Sınıf savaşımının gelişmemiş oluşu kadar, kendi içinde bulundukları ortam da, bu türden sosyalistlerin kendilerini her türlü sınıf karşıtlığının çok üstünde görmelerine neden oluyor. Bunlar, toplumun her üyesinin, hatta en iyi durumda olanların bile, koşullarını iyileştirmek istiyorlar. Böylece bunlar, sınıf ayrımı yapmaksızın, toplumun tamamına, hatta tercihan egemen sınıfa seslenip duruyorlar. Çünkü bunların sistemini bir kez anladıktan sonra, insanlar nasıl olur da mümkün olan en iyi toplum için mümkün olan en iyi planın bu olduğunu görmemezlik ederler?
Böylece bunlar, her türlü siyasal, ve özellikle de her türlü devrimci eylemi reddederler; amaçlarına barışçıl yollarla ulaşmayı arzularlar ve zorunlu olarak başarısız kalmaya mahkum küçük deneyler ile ve örnek gösterme ile, yeni toplumsal İncil-i Şerif yolunu açmaya çalışırlar.
Proletaryanın henüz pek az gelişmiş olduğu ve kendi durumu konusunda ancak gerçeklerden uzak bir kavrayışa sahip bulunduğu bir sırada çizilen geleceğin toplumuna ilişkin bu hayali tablolar, bu sınıfın toplumun genel bir yeniden kuruluşuna duyduğu ilk içgüdüsel özlemlerin sonucudur.
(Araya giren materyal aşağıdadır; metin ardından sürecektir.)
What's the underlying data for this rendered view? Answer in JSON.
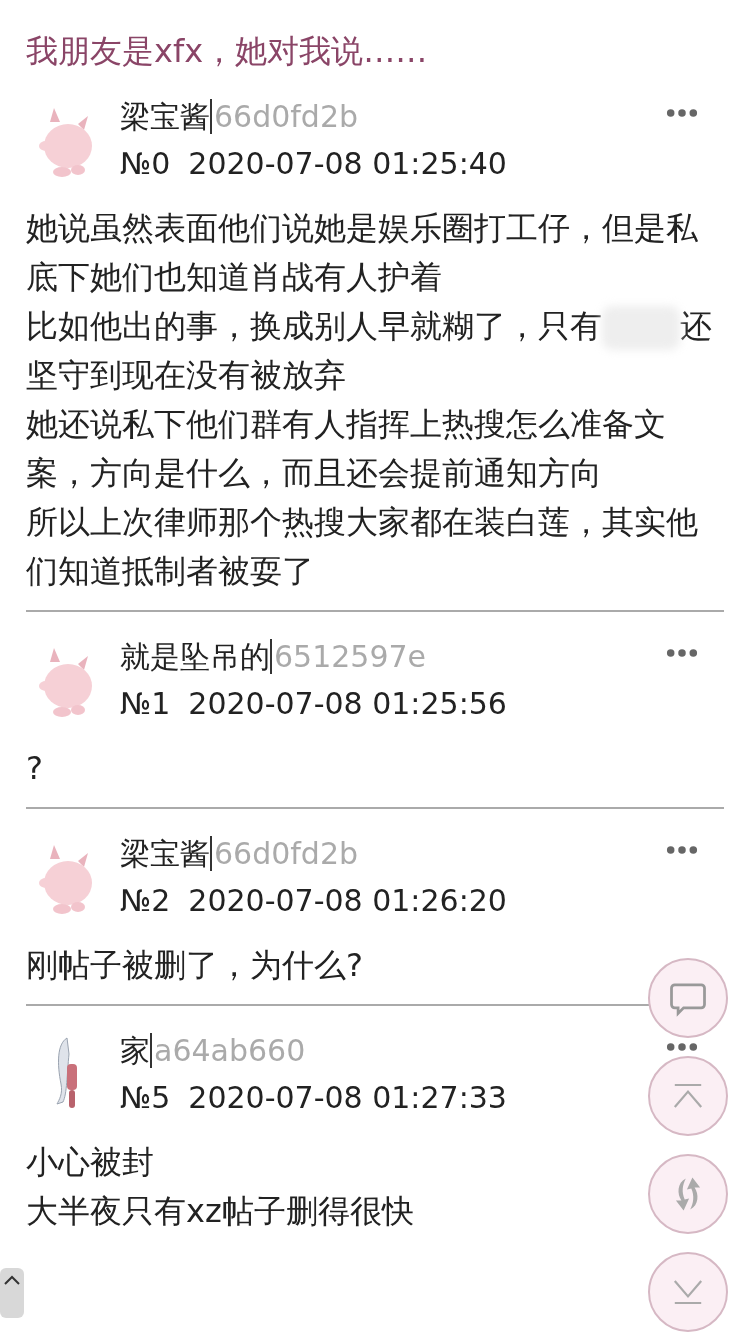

Ama bu sosyalist ve komünist yayınlar, eleştirel bir öğe de içerirler. Bunlar mevcut toplumun bütün ilkelerine saldırırlar. Bu yüzden işçi sınıfını aydınlatacak en değerli malzemelerle doludurlar. Bunlarda önerilen kent ile kır arasındaki ayrımın, ailenin, sanayilerin özel kişiler hesabına işletilmesinin[94*] ve ücret sisteminin[95*] kaldırılması, toplumsal uyumun ilânı, devletin işlevlerinin üretimi yönetmekten ibaret hale getirilmesi gibi pratik önlemler —bütün bunlar, yalnızca, o sıralar daha henüz gelişmeye başlamış olan ve bu yayınlarda ancak ilk belli-belirsiz biçimleri içerisinde farkedilen sınıf karşıtlıklarının ortadan kaldırılmaları gereğine işaret ediyorlar. Bu öneriler, bu yüzden, tamamıyla ütopik bir nitelik taşıyorlar.
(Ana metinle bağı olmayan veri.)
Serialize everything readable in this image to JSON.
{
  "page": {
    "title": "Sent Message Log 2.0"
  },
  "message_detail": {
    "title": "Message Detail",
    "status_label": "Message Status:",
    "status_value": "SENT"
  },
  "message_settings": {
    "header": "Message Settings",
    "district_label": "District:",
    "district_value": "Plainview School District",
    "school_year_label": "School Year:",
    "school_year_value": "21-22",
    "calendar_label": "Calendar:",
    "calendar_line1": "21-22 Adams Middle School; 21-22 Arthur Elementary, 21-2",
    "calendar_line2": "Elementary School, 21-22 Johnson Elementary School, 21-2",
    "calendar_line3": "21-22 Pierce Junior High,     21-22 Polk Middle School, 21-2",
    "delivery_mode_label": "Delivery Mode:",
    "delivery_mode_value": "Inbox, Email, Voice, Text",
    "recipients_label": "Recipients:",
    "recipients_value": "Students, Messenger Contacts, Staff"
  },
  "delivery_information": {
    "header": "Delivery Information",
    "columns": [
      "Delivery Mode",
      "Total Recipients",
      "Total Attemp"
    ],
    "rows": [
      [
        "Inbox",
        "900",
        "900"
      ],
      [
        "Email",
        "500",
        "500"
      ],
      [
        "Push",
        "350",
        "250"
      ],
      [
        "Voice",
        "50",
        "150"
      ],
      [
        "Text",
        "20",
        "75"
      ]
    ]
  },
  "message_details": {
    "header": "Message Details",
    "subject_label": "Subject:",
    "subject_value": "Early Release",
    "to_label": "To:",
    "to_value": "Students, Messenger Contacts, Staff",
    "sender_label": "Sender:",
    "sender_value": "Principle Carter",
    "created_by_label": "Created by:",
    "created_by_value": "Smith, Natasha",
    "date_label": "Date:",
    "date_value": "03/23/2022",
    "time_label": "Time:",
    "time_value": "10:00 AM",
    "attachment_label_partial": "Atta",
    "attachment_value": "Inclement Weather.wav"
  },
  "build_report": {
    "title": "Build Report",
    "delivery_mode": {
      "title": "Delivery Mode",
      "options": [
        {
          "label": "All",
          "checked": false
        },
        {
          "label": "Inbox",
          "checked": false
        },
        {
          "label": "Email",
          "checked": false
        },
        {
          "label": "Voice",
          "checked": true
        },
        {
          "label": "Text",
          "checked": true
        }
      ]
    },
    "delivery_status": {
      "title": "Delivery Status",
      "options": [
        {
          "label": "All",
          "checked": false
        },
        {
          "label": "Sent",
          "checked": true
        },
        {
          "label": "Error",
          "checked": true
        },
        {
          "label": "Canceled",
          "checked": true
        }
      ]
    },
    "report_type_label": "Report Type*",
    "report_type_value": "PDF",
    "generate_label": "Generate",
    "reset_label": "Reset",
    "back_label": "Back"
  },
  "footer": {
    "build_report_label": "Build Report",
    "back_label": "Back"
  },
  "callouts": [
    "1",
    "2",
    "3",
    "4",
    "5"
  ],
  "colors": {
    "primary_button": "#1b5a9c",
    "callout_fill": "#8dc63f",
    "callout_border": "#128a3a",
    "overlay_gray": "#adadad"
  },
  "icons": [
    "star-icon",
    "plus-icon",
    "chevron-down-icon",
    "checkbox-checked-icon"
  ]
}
Eleştirel-ütopik sosyalizmin ve komünizmin önemi, tarihsel gelişmeyle ters orantılıdır. Modern[96*] sınıf savaşımının gelişmesi ve belli bir biçim alması oranında, savaşımdan bu hayali ayrı kalış, ona yapılan bu hayali saldırılar bütün pratik değerlerini ve bütün teorik haklılıklarını yitiriyor. Dolayısıyla, bu sistemlerin kurucularının birçok bakımlardan devrimci olmalarına karşın, bunların öğretilileri, her keresinde, salt gerici tarikatlar kurmuşlardır. Bunlar, proletaryanın ileriye doğru tarihsel gelişimi karşısında sıkı sıkıya ustalarının eski görüşlerine sarılıyorlar. Dolayısıyla bunlar, durmadan, sınıf savaşımını köreltmeye ve sınıf karşıtlıklarını uzlaştırmaya çabalıyorlar. Bunlar toplumsal ütopyalarını, yalıtılmış "phalanstéres" yaratmayı, "Home Koloniler" kurmayı, bir "Küçük İkarya"[97*] —Yeni Kudüs'ün küçük boy[98*] baskıları— kurmayı deneyler yoluyla gerçekleştirme düşü görüyorlar ve bütün bu düşlerini gerçekleştirmek için burjuvazinin duygularına ve keselerine seslenmek zorunda kalıyorlar. Bunlar giderek yukarıda betimlenen gerici [ya da][99*] tutucu sosyalistler kategorisine düşüyorlar ve onlardan ancak daha sistemli olan bilgiçlikleriyle ve kendi toplum bilimlerinin mucizevi etkilerine olan bağnaz ve batıl inançlarıyla[100*] ayrılıyorlar.
Bunlar, bu yüzden, işçi sınıfından gelen her türlü siyasal eyleme şiddetle karşı çıkıyorlar; bunlara göre bu tür eylem, ancak, yeni İncil-i Şerif'e olan kör inançsızlıktan ileri gelebilir.
İngiltere'de ovıncılar çartistlere Fransa'da da furiyeciler Réformist'lere[20] karşıdırlar.